Kementerian Komunikasi dan Informatika berencana untuk mencontoh Singapura dengan membuat komisi khusus mengurus perlindungan data pribadi. Saat ini pihak-pihak terkait sedang dalam tahap kajian untuk penerapan model komisi tersebut di Indonesia.
Dirjen Aptika Kemkominfo Semuel Abrijani Pangerapan menerangkan nantinya komisi ini akan bekerja secara independen, tetapi secara struktural di bawah Kemkominfo. “Saat ini masih dibahas tapi kita akan mengikuti modelnya Singapura,” terangnya saat menjadi pembicara di Kompas100 CEO Forum, kemarin (5/11)

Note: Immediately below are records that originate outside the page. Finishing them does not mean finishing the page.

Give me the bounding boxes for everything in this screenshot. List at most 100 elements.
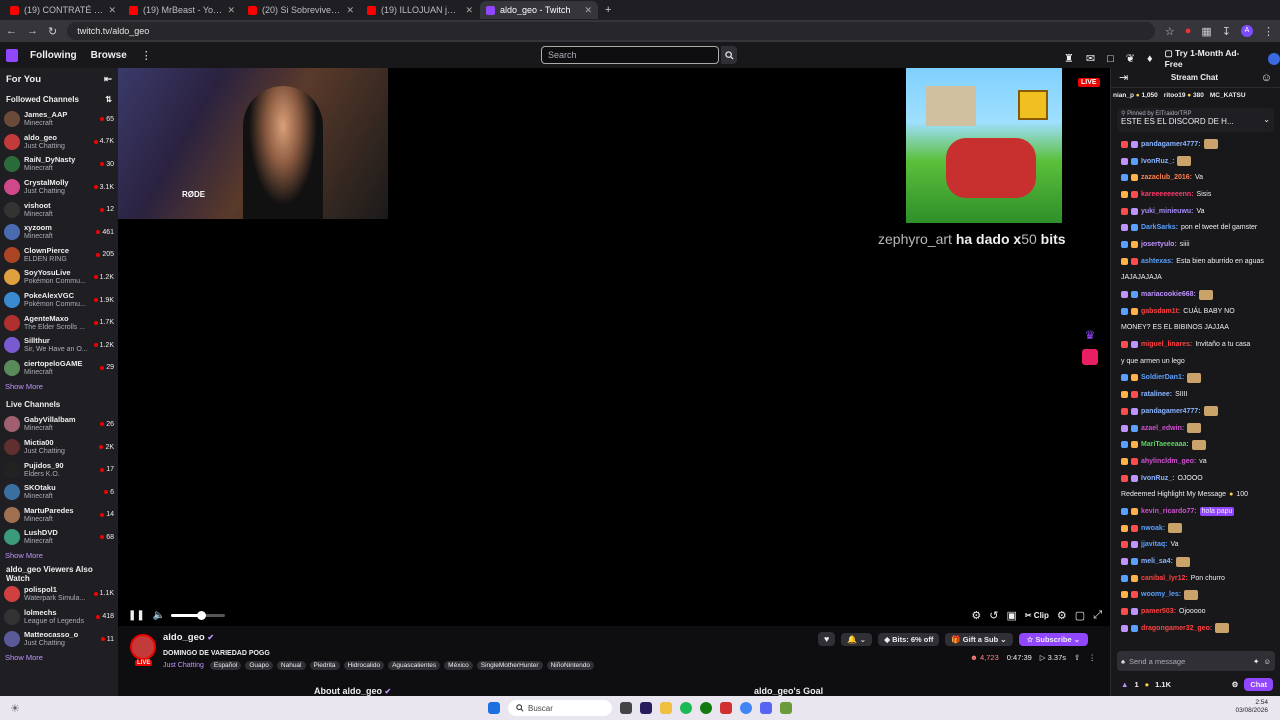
new-tab-icon[interactable]: + (605, 4, 611, 16)
address-bar[interactable]: twitch.tv/aldo_geo (67, 22, 1155, 40)
channel-row[interactable]: James_AAP Minecraft 65 (0, 108, 118, 131)
volume-slider[interactable] (171, 610, 226, 620)
pause-icon[interactable]: ❚❚ (128, 610, 145, 621)
chat-username[interactable]: zazaclub_2016: (1141, 173, 1192, 182)
chat-username[interactable]: josertyulo: (1141, 240, 1177, 249)
channel-row[interactable]: AgenteMaxo The Elder Scrolls ... 1.7K (0, 311, 118, 334)
widgets-icon[interactable]: ☀ (10, 702, 20, 715)
close-tab-icon[interactable]: ✕ (465, 5, 473, 16)
close-tab-icon[interactable]: ✕ (584, 5, 592, 16)
channel-row[interactable]: PokeAlexVGC Pokémon Commu... 1.9K (0, 289, 118, 312)
chat-username[interactable]: mariacookie668: (1141, 290, 1196, 299)
chat-username[interactable]: meli_sa4: (1141, 557, 1173, 566)
back-icon[interactable]: ← (6, 25, 17, 37)
chat-username[interactable]: DarkSarks: (1141, 223, 1178, 232)
collapse-chat-icon[interactable]: ⇥ (1119, 71, 1128, 84)
chat-username[interactable]: gabsdam1t: (1141, 307, 1180, 316)
drops-icon[interactable]: ❦ (1126, 52, 1135, 65)
clip-button[interactable]: ✂ Clip (1025, 611, 1049, 620)
browser-tab[interactable]: (19) CONTRATÉ a una CHICA G ✕ (4, 1, 122, 19)
whispers-icon[interactable]: □ (1107, 53, 1114, 65)
twitch-logo-icon[interactable] (6, 48, 18, 62)
chat-users-icon[interactable]: ☺ (1261, 72, 1272, 84)
volume-knob[interactable] (196, 610, 206, 620)
theatre-mode-icon[interactable]: ▢ (1075, 609, 1085, 622)
points-icon[interactable]: ▲ (1121, 680, 1128, 689)
stream-tag[interactable]: Guapo (245, 661, 273, 670)
inbox-icon[interactable]: ✉ (1086, 52, 1095, 65)
taskbar-search[interactable]: Buscar (508, 700, 612, 716)
stream-tag[interactable]: Piedrita (309, 661, 340, 670)
nav-following[interactable]: Following (30, 50, 77, 61)
stream-tag[interactable]: Español (209, 661, 242, 670)
channel-avatar[interactable] (130, 634, 156, 660)
chat-username[interactable]: SoldierDan1: (1141, 373, 1184, 382)
channel-row[interactable]: Mictia00 Just Chatting 2K (0, 436, 118, 459)
file-explorer-icon[interactable] (660, 702, 672, 714)
chat-username[interactable]: ratalinee: (1141, 390, 1172, 399)
system-clock[interactable]: 2:54 03/08/2026 (1235, 699, 1268, 715)
ad-free-button[interactable]: ▢ Try 1-Month Ad-Free (1165, 48, 1257, 69)
prime-crown-icon[interactable]: ♜ (1064, 52, 1074, 65)
notifications-bell-button[interactable]: 🔔 ⌄ (841, 632, 873, 646)
chat-username[interactable]: pandagamer4777: (1141, 140, 1201, 149)
channel-row[interactable]: Sillthur Sir, We Have an O... 1.2K (0, 334, 118, 357)
bookmark-star-icon[interactable]: ☆ (1165, 25, 1175, 38)
start-windows-icon[interactable] (488, 702, 500, 714)
chat-username[interactable]: ahylincldm_geo: (1141, 457, 1196, 466)
volume-icon[interactable]: 🔈 (153, 610, 165, 621)
close-tab-icon[interactable]: ✕ (108, 5, 116, 16)
stream-tag[interactable]: SingleMotherHunter (476, 661, 543, 670)
chat-username[interactable]: yuki_minieuwu: (1141, 207, 1194, 216)
stream-tag[interactable]: Aguascalientes (388, 661, 441, 670)
extension-crown-icon[interactable]: ♛ (1082, 328, 1098, 344)
more-options-icon[interactable]: ⋮ (1088, 653, 1096, 662)
close-tab-icon[interactable]: ✕ (346, 5, 354, 16)
channel-row[interactable]: RaiN_DyNasty Minecraft 30 (0, 153, 118, 176)
chat-settings-icon[interactable]: ⚙ (1232, 680, 1239, 689)
mute-audio-icon[interactable]: ⚙ (971, 609, 981, 622)
gift-sub-button[interactable]: 🎁 Gift a Sub ⌄ (945, 632, 1013, 646)
settings-icon[interactable]: ⚙ (1057, 609, 1067, 622)
chat-username[interactable]: woomy_les: (1141, 590, 1181, 599)
show-more-also[interactable]: Show More (0, 650, 118, 664)
leaderboard-entry[interactable]: nian_p ● 1,050 (1113, 92, 1158, 99)
chat-effects-icon[interactable]: ✦ (1253, 657, 1259, 666)
browser-tab[interactable]: (19) MrBeast - YouTube ✕ (123, 1, 241, 19)
browser-tab[interactable]: (20) Si Sobrevive 30 Días Encal ✕ (242, 1, 360, 19)
channel-row[interactable]: Pujidos_90 Elders K.O. 17 (0, 458, 118, 481)
channel-row[interactable]: SKOtaku Minecraft 6 (0, 481, 118, 504)
spotify-icon[interactable] (680, 702, 692, 714)
chat-username[interactable]: nwoak: (1141, 524, 1165, 533)
browser-tab[interactable]: aldo_geo - Twitch ✕ (480, 1, 598, 19)
chat-username[interactable]: dragongamer32_geo: (1141, 624, 1212, 633)
rewind-icon[interactable]: ↺ (989, 609, 998, 622)
chat-input[interactable]: ♠ Send a message ✦ ☺ (1117, 651, 1275, 671)
channel-name[interactable]: aldo_geo (163, 632, 205, 643)
show-more-followed[interactable]: Show More (0, 379, 118, 393)
download-icon[interactable]: ↧ (1222, 25, 1231, 38)
channel-row[interactable]: vishoot Minecraft 12 (0, 198, 118, 221)
stream-tag[interactable]: Nahual (276, 661, 306, 670)
stream-tag[interactable]: México (444, 661, 473, 670)
taskview-icon[interactable] (620, 702, 632, 714)
sort-icon[interactable]: ⇅ (105, 95, 112, 104)
stream-tag[interactable]: Hidrocalido (343, 661, 385, 670)
user-avatar[interactable] (1268, 52, 1280, 65)
chat-username[interactable]: pamer503: (1141, 607, 1176, 616)
channel-row[interactable]: LushDVD Minecraft 68 (0, 526, 118, 549)
chat-username[interactable]: kareeeeeeeenn: (1141, 190, 1194, 199)
search-input[interactable]: Search (541, 46, 719, 64)
channel-row[interactable]: SoyYosuLive Pokémon Commu... 1.2K (0, 266, 118, 289)
channel-row[interactable]: xyzoom Minecraft 461 (0, 221, 118, 244)
channel-row[interactable]: aldo_geo Just Chatting 4.7K (0, 131, 118, 154)
chat-username[interactable]: canibal_lyr12: (1141, 574, 1188, 583)
fullscreen-icon[interactable]: ⤢ (1093, 609, 1102, 622)
stream-tag[interactable]: NiñoNintendo (546, 661, 594, 670)
bits-button[interactable]: ◆ Bits: 6% off (878, 632, 940, 646)
chat-username[interactable]: miguel_linares: (1141, 340, 1192, 349)
app-icon-red[interactable] (720, 702, 732, 714)
menu-dots-icon[interactable]: ⋮ (1263, 25, 1274, 38)
extension-panel-icon[interactable] (1082, 349, 1098, 365)
forward-icon[interactable]: → (27, 25, 38, 37)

Di Singapura, komisi ini bernama Personal Data Protection Commision (PDPC) yang dibentuk pada 2013. Komisi tersebut bertugas untuk sosialisasi mengenai pengumupulan maupun penggunaan data, standarisasi kebijakan, dan penyelesaian masalah perlindungan data pribadi.
Sebelum merujuk ke sana, pemerintah sempat mengkaji model komisi yang sama di Uni Eropa bernama General Data Protection Regulation (GDPR). Tujuannya ingin mencari kecocokan yang mana yang sesuai untuk diterapkan di Indonesia.
“Sebetulnya kita sempat mengkaji GDPR, apakah kita bisa mencontoh badan itu atau tidak. GDPR kan independen dan dibuat oleh parlemen, tetapi yang penting buat kita adalah ata otoritas yang bisa kita awasi.”
Semuel belum memastikan kapan komisi ini akan segera diresmikan. Sebelumnya rencana ini sempat diusulkan di DPR, namun mendapat kritikan dari DPR karena dianggap terlalu banyak lembaga yang tidak efektif dan malah menguras uang negara.
“Karena pada akhirnya banyak sekali lembaga-lembaga yang tidak efektif dan malah menguras keuangan negara,” ujar Wakil Ketua Komisi I DPR Satya Widya Yudha, seperti dikutip dari Katadata.
Sosialisasi PP PSTE
Dalam kesempatan yang sama, Semuel juga mensosialisasikan PP PSTE (Penyelenggaraan Sistem dan Transaksi Elektronik) Nomor 71 Tahun 2019 yang baru diresmikan 10 Oktober 2019. Dia menyebut pemerintah memberikan waktu satu tahun kepada pemain platform digital untuk mendaftar sebagai Penyedia Sistem Elektronik (PSE).
Ketentuan ini berlaku buat pemain digital apapun, termasuk raksasa teknologi seperti Google, Facebook, Twitter, WhatsApp, dan sebagainya yang berbisnis di Indonesia dan mengambil data-data pengguna.
Selama ini para pemain digital dari luar negeri yang beroperasi di sini tidak punya kejelasan mengenai status perusahaan. Padahal, mereka meraup untung besar dengan berbisnis di Indonesia.
PP ini mengatur status perusahaan digital tersebut, dengan memaksa mereka untuk mendaftarkan diri.
“Facebook, WhatsApp belum pernah mendaftar. Maka dengan PP PSTE ini mereka harus mendaftar. Kami memberikan waktu satu tahun mulai sejak PP diundangkan (10 Oktober 2019),” katanya.
Semuel mengultimatum, kalau dalam kurun waktu tersebut mereka tidak mau mendaftar, maka pemerintah berwenang untuk menutup akses.
Perusahaan digital yang mendaftarkan diri wajib mencantumkan informasi seputar nama perusahaan, alamat, layanan dan model bisnisnya, hingga data apa saja yang mereka kumpulkan di Indonesia. Informasi ini penting diketahui oleh pemerintah.
Proses pendaftaran ini sepenuhnya akan online. Perusahaan tinggal mendaftar sesuai alur dan aturan diminta, serta membayar sejumlah biayanya. Selanjutnya, mereka akan jadi wajib pajak.
Dalam PP ini juga berisi denda apabila para pemain tersebut membiarkan konten negatif beredar di platform-nya. Kisarannya dari Rp100 juta sampai Rp500 juta.
“Besaran denda ini masih hitung-hitung karena harus dikonsultasikan dengan stakeholder terkait, yang penting besarannya tidak lebih tinggi dari UU-nya,” pungkasnya.